SpaceX: Testing the Raptor Vacuum Engine

Testing vacuum-optimised rocket engines on the ground poses formidable problems. To work efficiently in a vacuum, a rocket’s exhaust nozzle should expand the combustion gases to nearly zero pressure lest thrust be lost due to lateral expansion of the exhaust plume. But if a nozzle designed for vacuum operation is fired at sea level, ambient air will infiltrate the nozzle, causing “flow separation”, which can lead to vibration of the nozzle that can tear the engine apart. Some extreme remedies for this have been used, including firing engines in a vacuum chamber with steam injection used to condense the exhaust and remove it from the chamber. SpaceX is taking a different approach: exploiting the very high combustion chamber pressure of the Raptor engine to maintain sufficient pressure in the vacuum nozzle to avoid destructive oscillations.

3 Likes

"Smarter everyday ! "

I had no idea that the rocket engines functioned differently in space and in atmosphere.

On another note.
One thing that always perplexed me is that a rocket engine can push in a vacuum. It seems there is nothing to push off of.

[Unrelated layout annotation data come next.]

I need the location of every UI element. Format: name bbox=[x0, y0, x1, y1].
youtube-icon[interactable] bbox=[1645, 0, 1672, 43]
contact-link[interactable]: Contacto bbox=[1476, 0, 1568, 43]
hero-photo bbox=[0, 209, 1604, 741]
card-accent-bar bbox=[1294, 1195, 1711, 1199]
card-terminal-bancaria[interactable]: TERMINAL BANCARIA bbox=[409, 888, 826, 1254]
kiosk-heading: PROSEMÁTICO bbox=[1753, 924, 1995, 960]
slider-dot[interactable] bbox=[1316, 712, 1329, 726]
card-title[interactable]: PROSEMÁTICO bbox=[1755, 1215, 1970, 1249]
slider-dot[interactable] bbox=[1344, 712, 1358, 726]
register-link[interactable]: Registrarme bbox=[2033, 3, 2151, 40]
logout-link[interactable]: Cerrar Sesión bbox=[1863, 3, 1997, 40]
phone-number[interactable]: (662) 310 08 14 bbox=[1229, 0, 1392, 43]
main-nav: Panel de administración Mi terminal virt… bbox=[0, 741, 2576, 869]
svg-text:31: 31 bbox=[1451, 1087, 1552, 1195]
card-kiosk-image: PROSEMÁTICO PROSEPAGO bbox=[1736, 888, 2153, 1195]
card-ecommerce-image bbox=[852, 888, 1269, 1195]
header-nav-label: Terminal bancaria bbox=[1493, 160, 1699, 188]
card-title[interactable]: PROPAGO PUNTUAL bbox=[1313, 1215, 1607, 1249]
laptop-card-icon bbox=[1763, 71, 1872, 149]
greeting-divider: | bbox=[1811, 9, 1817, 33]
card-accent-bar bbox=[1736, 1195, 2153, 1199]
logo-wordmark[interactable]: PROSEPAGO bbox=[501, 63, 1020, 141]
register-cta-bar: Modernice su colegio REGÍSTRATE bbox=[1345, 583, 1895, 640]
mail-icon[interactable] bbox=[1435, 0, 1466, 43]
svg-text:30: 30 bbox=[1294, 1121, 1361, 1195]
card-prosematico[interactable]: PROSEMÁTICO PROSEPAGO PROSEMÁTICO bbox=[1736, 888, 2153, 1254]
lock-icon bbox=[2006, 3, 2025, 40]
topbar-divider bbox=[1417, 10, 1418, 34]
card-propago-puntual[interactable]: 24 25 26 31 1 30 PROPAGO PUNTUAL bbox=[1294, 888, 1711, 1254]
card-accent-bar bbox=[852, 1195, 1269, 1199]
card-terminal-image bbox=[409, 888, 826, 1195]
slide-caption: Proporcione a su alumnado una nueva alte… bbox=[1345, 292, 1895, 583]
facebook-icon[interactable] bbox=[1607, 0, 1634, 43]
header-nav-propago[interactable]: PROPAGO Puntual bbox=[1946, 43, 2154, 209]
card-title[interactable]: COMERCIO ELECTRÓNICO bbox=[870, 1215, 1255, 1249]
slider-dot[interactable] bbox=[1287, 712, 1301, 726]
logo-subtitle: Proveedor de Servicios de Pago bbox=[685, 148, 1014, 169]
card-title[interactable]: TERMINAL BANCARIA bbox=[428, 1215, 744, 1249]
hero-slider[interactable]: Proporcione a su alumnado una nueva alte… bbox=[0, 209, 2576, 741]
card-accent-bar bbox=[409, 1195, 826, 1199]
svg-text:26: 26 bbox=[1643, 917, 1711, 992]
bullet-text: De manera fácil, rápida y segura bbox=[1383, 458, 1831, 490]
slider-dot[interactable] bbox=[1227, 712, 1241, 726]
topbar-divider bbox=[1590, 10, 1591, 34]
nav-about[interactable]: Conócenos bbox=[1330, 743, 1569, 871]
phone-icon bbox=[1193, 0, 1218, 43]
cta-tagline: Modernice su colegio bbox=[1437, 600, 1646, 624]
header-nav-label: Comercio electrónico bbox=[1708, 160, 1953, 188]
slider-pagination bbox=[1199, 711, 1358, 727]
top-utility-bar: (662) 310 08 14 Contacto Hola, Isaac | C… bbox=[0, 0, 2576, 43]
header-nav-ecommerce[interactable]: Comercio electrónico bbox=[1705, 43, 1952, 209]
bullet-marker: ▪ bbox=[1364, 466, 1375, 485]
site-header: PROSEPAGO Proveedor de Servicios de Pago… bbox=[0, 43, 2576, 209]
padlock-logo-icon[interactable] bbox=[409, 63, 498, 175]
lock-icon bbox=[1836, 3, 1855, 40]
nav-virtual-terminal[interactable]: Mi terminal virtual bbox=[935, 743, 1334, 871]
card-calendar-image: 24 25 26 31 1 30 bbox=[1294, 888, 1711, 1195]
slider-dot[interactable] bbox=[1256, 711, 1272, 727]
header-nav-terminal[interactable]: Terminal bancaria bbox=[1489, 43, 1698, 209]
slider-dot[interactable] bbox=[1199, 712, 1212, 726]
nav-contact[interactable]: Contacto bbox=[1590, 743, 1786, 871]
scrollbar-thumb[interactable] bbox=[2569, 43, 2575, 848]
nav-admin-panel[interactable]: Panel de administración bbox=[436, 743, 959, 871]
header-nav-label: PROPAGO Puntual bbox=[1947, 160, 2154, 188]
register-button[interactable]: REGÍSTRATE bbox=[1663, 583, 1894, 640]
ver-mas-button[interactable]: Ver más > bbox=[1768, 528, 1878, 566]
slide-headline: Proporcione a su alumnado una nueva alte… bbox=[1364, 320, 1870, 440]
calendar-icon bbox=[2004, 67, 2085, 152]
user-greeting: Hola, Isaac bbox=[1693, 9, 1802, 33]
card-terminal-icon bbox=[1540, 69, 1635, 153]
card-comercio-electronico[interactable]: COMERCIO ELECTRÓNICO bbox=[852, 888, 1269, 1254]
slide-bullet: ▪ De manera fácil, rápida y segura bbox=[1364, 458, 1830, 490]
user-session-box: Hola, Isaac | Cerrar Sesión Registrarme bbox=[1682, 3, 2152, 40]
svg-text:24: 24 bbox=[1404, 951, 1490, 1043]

Maybe the “aether” re-emergent…

The exhaust.

Physicists will start talking about Newton’s third law, but as an engineer I find it much more intuitive to think in terms of force vectors. Imagine a hollow pipe with caps on both ends. Fill the pipe with gas under high pressure, with the caps still on. The pressure of the gas pushes outward on the walls of the pipe and the end caps, but since the pressure is even, the force on any point is canceled by the force on the opposite point diametrically or end to end so there is no net force.

Now remove one end cap. The pressurised gas continues to push on the walls of the tube and the remaining cap, but since the gas is now free to flow out the missing cap, it exerts no force on that end. Thus, the force on the closed cap is unbalanced and that force will cause the pipe to accelerate in the direction of the closed end. The acceleration will continue until all the gas is released and the pressures inside and outside the pipe are equal.

The only difference between this toy model and a rocket is that the rocket burns fuel inside the pipe to maintain a constant pressure so, as long as it continues to burn, it generates a constant force on the closed end. This is why rockets work, and it applies regardless of whether there is air or vacuum outside the open end. (Actually, a rocket is more efficient in vacuum because the pressure difference between the inside and outside will be greater.) All the rest is details.

If this explanation seems unclear, here’s another by Prof. Wernher von Woodpecker from Destination Moon.

3 Likes

The sad thing is that video could not be made today – total absence of Political Correctness. Maybe it has been “downhill all the way” since the 1950s?